David Reeves Boggs was an American electrical engineer and computer scientist who, with Robert Metcalfe, co-invented Ethernet at the Xerox Palo Alto Research Center in the early 1970s. While Metcalfe is usually credited with the founding concept and the memo that named the system, Boggs was the hands-on builder who made the hardware work, and the two presented the result as equal co-authors.
Boggs joined PARC as a member of the research staff and brought a deep practical knowledge of electronics and radio. He and Metcalfe constructed the first experimental Ethernet to connect PARC’s Alto personal computers over a shared coaxial cable, designing the transceivers, controllers, and signaling that let many machines share one “Ether” without a central controller. Their collaboration paired Metcalfe’s networking theory, rooted in the ALOHAnet and ARPANET, with Boggs’s engineering of the physical layer.
The partnership is recorded most durably in their July 1976 Communications of the ACM paper, “Ethernet: Distributed Packet Switching for Local Computer Networks,” which describes operational experience with about 100 nodes along a kilometer of cable. Boggs is also named as a co-inventor, alongside Metcalfe, Charles Thacker, and Butler Lampson, on US Patent 4,063,220, “Multipoint Data Communication System With Collision Detection,” assigned to Xerox.
Beyond Ethernet, Boggs contributed to internetworking research; he worked with the PARC Universal Packet (PUP) protocols, an influential predecessor to the modern Internet protocols, and later pursued doctoral work in electrical engineering at Stanford.

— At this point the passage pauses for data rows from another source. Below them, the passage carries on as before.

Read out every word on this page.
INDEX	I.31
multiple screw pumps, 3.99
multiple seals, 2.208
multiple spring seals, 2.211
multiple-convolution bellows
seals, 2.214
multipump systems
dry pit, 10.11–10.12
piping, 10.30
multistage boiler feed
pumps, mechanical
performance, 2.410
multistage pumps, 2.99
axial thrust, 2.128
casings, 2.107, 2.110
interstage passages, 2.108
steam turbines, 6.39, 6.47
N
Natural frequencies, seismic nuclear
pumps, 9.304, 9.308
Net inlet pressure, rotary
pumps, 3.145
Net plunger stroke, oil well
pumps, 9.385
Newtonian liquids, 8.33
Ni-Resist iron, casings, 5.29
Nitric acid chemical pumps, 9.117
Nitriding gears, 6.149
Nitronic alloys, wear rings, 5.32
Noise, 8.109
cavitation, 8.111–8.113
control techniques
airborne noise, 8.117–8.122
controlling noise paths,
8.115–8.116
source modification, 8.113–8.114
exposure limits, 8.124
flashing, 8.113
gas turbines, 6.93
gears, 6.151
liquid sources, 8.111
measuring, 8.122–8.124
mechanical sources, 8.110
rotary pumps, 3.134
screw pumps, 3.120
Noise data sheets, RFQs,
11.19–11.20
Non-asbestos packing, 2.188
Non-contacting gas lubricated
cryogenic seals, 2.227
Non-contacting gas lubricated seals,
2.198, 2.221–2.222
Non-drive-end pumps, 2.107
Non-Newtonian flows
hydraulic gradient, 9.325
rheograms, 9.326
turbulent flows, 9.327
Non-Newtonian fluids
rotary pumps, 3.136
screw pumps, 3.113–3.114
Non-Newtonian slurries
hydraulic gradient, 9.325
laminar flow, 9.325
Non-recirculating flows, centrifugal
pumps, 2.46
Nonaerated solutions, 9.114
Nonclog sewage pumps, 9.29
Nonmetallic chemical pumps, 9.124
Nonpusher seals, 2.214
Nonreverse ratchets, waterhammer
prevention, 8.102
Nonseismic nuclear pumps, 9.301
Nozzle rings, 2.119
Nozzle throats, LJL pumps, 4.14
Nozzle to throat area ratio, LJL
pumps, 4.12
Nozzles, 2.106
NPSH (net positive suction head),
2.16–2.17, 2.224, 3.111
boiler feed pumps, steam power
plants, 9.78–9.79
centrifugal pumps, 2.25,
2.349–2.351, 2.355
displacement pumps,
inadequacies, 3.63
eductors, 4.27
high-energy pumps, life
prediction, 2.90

His role is sometimes overshadowed by Metcalfe’s later fame as a 3Com founder and public figure, but the primary record, the co-authored paper and the shared patent, places him squarely as a co-creator of the technology.
David Boggs died in 2022. The contemporaneous primary sources from the 1970s remain the clearest testimony to his contribution: in the documents that introduced Ethernet to the world, his name stands beside Metcalfe’s as an equal inventor of the local-area network.